Il Nostro non ha mai incontrato neanche il signor Rossi, colui che abita nell’appartamento che l’agenzia per cui lavora sta pubblicizzando. Soltanto una volta, ne è certo, gli è parso di scorgere una figura nei pressi di una delle finestre dell’appartamento, che proprio in quel momento stava indicando ai visitatori di turno. Nulla di più, d’altronde egli non conosce il suo aspetto, il signor Rossi è soltanto il signor Rossi, un nome stampato sopra un decreto ingiuntivo di sfratto e infilato a forza nella targhetta del citofono, scritto a penna per confermare una transitorietà tradita dai fatti, dato che abita lì da almeno trent’anni. L’agente immobiliare non ne conosce la storia, i motivi per cui non ha sfruttato il prezzo agevolato di vendita concesso dall’ente, il Nostro svolge la sua mansione come gli hanno indicato, discrezione e tatto, mostrare la planimetria dell’immobile, decantarne le qualità senza averlo mai visto, senza sapere le reali condizioni in cui versa, dato che non ci entra nessuno da anni, se non il signor Rossi e i suoi, chiunque essi siano. Al nostro agente questo lato misterioso del mestiere piace, può millantare come vuole senza apparire millantatore, non come i colleghi costretti a minimizzare su difetti gravissimi e ben visibili, presenti in immobili venduti a prezzo pieno di mercato. Chi è interessato negli appartamenti in dismissione degli enti è ben più conscio di quel a cui va incontro e ne accetta il rischio, calcolato nel prezzo sensibilmente ribassato.
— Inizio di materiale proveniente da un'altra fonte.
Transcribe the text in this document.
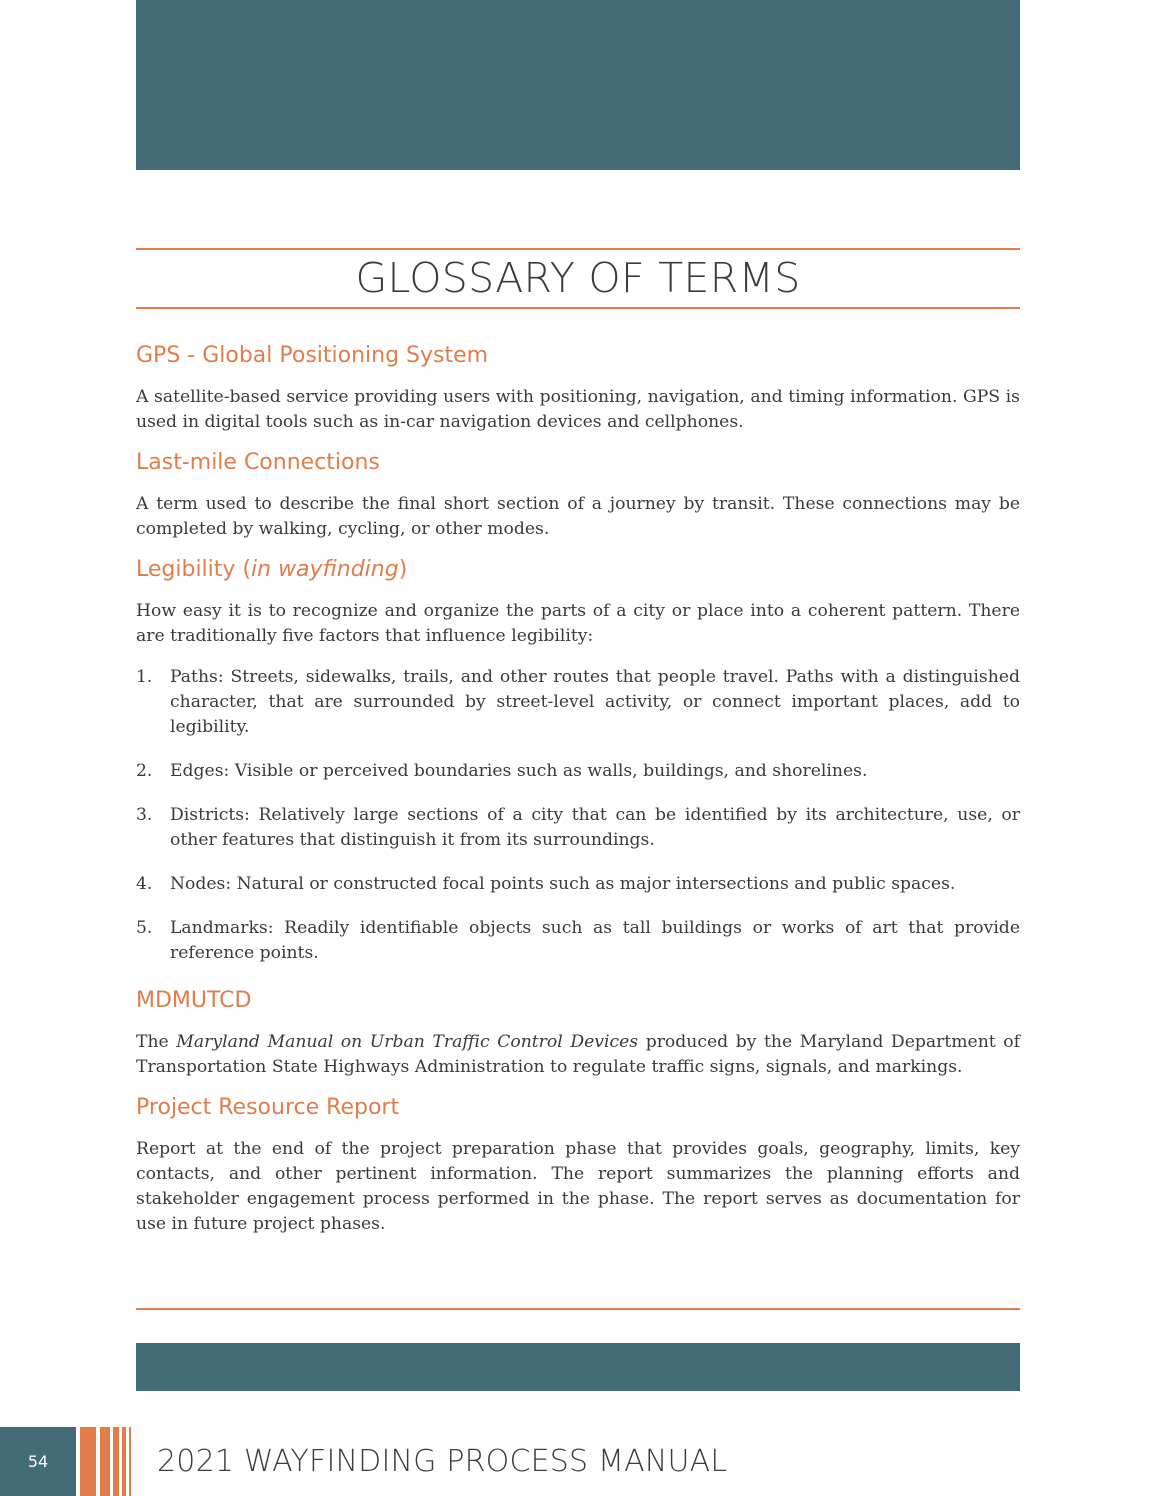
GLOSSARY OF TERMS
GPS - Global Positioning System

A satellite-based service providing users with positioning, navigation, and timing information. GPS is used in digital tools such as in-car navigation devices and cellphones.

Last-mile Connections

A term used to describe the final short section of a journey by transit. These connections may be completed by walking, cycling, or other modes.

Legibility (in wayfinding)

How easy it is to recognize and organize the parts of a city or place into a coherent pattern. There are traditionally five factors that influence legibility:

1.	Paths: Streets, sidewalks, trails, and other routes that people travel. Paths with a distinguished character, that are surrounded by street-level activity, or connect important places, add to legibility.
2.	Edges: Visible or perceived boundaries such as walls, buildings, and shorelines.
3.	Districts: Relatively large sections of a city that can be identified by its architecture, use, or other features that distinguish it from its surroundings.
4.	Nodes: Natural or constructed focal points such as major intersections and public spaces.
5.	Landmarks: Readily identifiable objects such as tall buildings or works of art that provide reference points.
MDMUTCD

The Maryland Manual on Urban Traffic Control Devices produced by the Maryland Department of Transportation State Highways Administration to regulate traffic signs, signals, and markings.

Project Resource Report

Report at the end of the project preparation phase that provides goals, geography, limits, key contacts, and other pertinent information. The report summarizes the planning efforts and stakeholder engagement process performed in the phase. The report serves as documentation for use in future project phases.

54	2021 WAYFINDING PROCESS MANUAL
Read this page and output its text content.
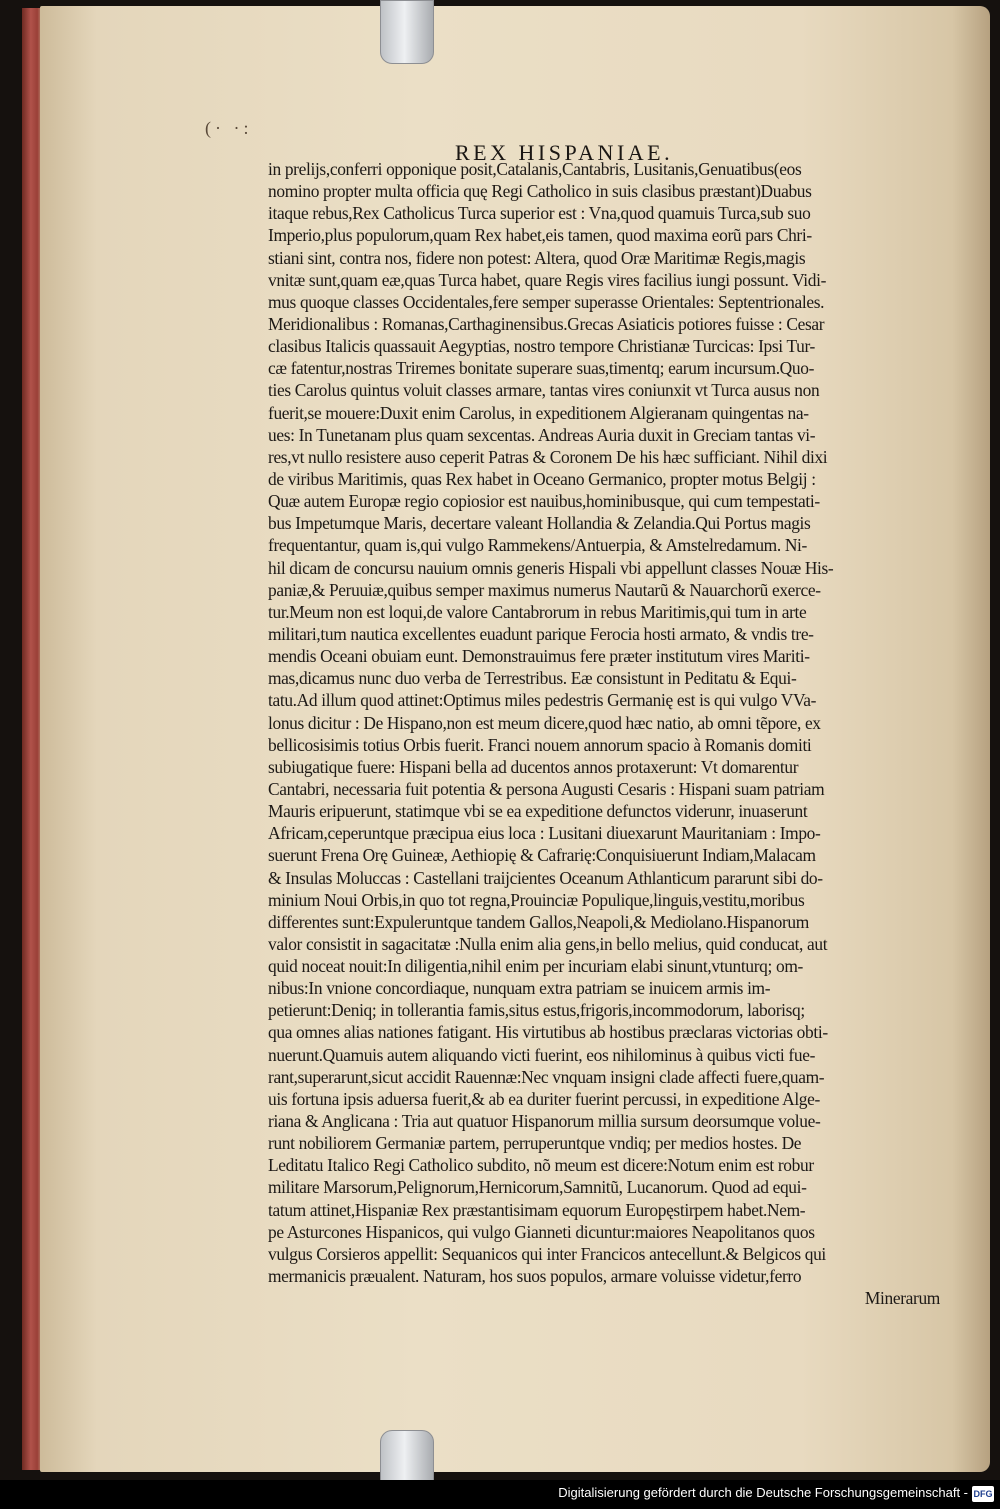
(· ·:
REX HISPANIAE.
in prelijs,conferri opponique posit,Catalanis,Cantabris, Lusitanis,Genuatibus(eos
nomino propter multa officia quę Regi Catholico in suis clasibus præstant)Duabus
itaque rebus,Rex Catholicus Turca superior est : Vna,quod quamuis Turca,sub suo
Imperio,plus populorum,quam Rex habet,eis tamen, quod maxima eorũ pars Chri-
stiani sint, contra nos, fidere non potest: Altera, quod Oræ Maritimæ Regis,magis
vnitæ sunt,quam eæ,quas Turca habet, quare Regis vires facilius iungi possunt. Vidi-
mus quoque classes Occidentales,fere semper superasse Orientales: Septentrionales.
Meridionalibus : Romanas,Carthaginensibus.Grecas Asiaticis potiores fuisse : Cesar
clasibus Italicis quassauit Aegyptias, nostro tempore Christianæ Turcicas: Ipsi Tur-
cæ fatentur,nostras Triremes bonitate superare suas,timentq; earum incursum.Quo-
ties Carolus quintus voluit classes armare, tantas vires coniunxit vt Turca ausus non
fuerit,se mouere:Duxit enim Carolus, in expeditionem Algieranam quingentas na-
ues: In Tunetanam plus quam sexcentas. Andreas Auria duxit in Greciam tantas vi-
res,vt nullo resistere auso ceperit Patras & Coronem De his hæc sufficiant. Nihil dixi
de viribus Maritimis, quas Rex habet in Oceano Germanico, propter motus Belgij :
Quæ autem Europæ regio copiosior est nauibus,hominibusque, qui cum tempestati-
bus Impetumque Maris, decertare valeant Hollandia & Zelandia.Qui Portus magis
frequentantur, quam is,qui vulgo Rammekens/Antuerpia, & Amstelredamum. Ni-
hil dicam de concursu nauium omnis generis Hispali vbi appellunt classes Nouæ His-
paniæ,& Peruuiæ,quibus semper maximus numerus Nautarũ & Nauarchorũ exerce-
tur.Meum non est loqui,de valore Cantabrorum in rebus Maritimis,qui tum in arte
militari,tum nautica excellentes euadunt parique Ferocia hosti armato, & vndis tre-
mendis Oceani obuiam eunt. Demonstrauimus fere præter institutum vires Mariti-
mas,dicamus nunc duo verba de Terrestribus. Eæ consistunt in Peditatu & Equi-
tatu.Ad illum quod attinet:Optimus miles pedestris Germanię est is qui vulgo VVa-
lonus dicitur : De Hispano,non est meum dicere,quod hæc natio, ab omni tẽpore, ex
bellicosisimis totius Orbis fuerit. Franci nouem annorum spacio à Romanis domiti
subiugatique fuere: Hispani bella ad ducentos annos protaxerunt: Vt domarentur
Cantabri, necessaria fuit potentia & persona Augusti Cesaris : Hispani suam patriam
Mauris eripuerunt, statimque vbi se ea expeditione defunctos viderunr, inuaserunt
Africam,ceperuntque præcipua eius loca : Lusitani diuexarunt Mauritaniam : Impo-
suerunt Frena Orę Guineæ, Aethiopię & Cafrarię:Conquisiuerunt Indiam,Malacam
& Insulas Moluccas : Castellani traijcientes Oceanum Athlanticum pararunt sibi do-
minium Noui Orbis,in quo tot regna,Prouinciæ Populique,linguis,vestitu,moribus
differentes sunt:Expuleruntque tandem Gallos,Neapoli,& Mediolano.Hispanorum
valor consistit in sagacitatæ :Nulla enim alia gens,in bello melius, quid conducat, aut
quid noceat nouit:In diligentia,nihil enim per incuriam elabi sinunt,vtunturq; om-
nibus:In vnione concordiaque, nunquam extra patriam se inuicem armis im-
petierunt:Deniq; in tollerantia famis,situs estus,frigoris,incommodorum, laborisq;
qua omnes alias nationes fatigant. His virtutibus ab hostibus præclaras victorias obti-
nuerunt.Quamuis autem aliquando victi fuerint, eos nihilominus à quibus victi fue-
rant,superarunt,sicut accidit Rauennæ:Nec vnquam insigni clade affecti fuere,quam-
uis fortuna ipsis aduersa fuerit,& ab ea duriter fuerint percussi, in expeditione Alge-
riana & Anglicana : Tria aut quatuor Hispanorum millia sursum deorsumque volue-
runt nobiliorem Germaniæ partem, perruperuntque vndiq; per medios hostes. De
Leditatu Italico Regi Catholico subdito, nõ meum est dicere:Notum enim est robur
militare Marsorum,Pelignorum,Hernicorum,Samnitũ, Lucanorum. Quod ad equi-
tatum attinet,Hispaniæ Rex præstantisimam equorum Europęstirpem habet.Nem-
pe Asturcones Hispanicos, qui vulgo Gianneti dicuntur:maiores Neapolitanos quos
vulgus Corsieros appellit: Sequanicos qui inter Francicos antecellunt.& Belgicos qui
mermanicis præualent. Naturam, hos suos populos, armare voluisse videtur,ferro
Minerarum
Digitalisierung gefördert durch die Deutsche Forschungsgemeinschaft - DFG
Eppure capita che i visitatori diano buca, come quel pomeriggio. Il Nostro ha atteso il quarto d’ora accademico, non aveva ulteriori appuntamenti, poi ha iniziato a telefonare al numero di contatto che gli avevano lasciato, senza ottenere risposta se non lo squillo regolare e tipico di quando la linea è libera. Qualcuno che ci avrà ripensato, qualcuno che non vuole più assumersi il rischio, oppure qualcuno che semplicemente reputa inutile una visita che non è niente di più di una passeggiata in un quartiere per cui non ha bisogno di quell’aggregatore d’imbarazzo chiamato agente immobiliare, con il solo potere di renderlo immediatamente inviso al vicinato.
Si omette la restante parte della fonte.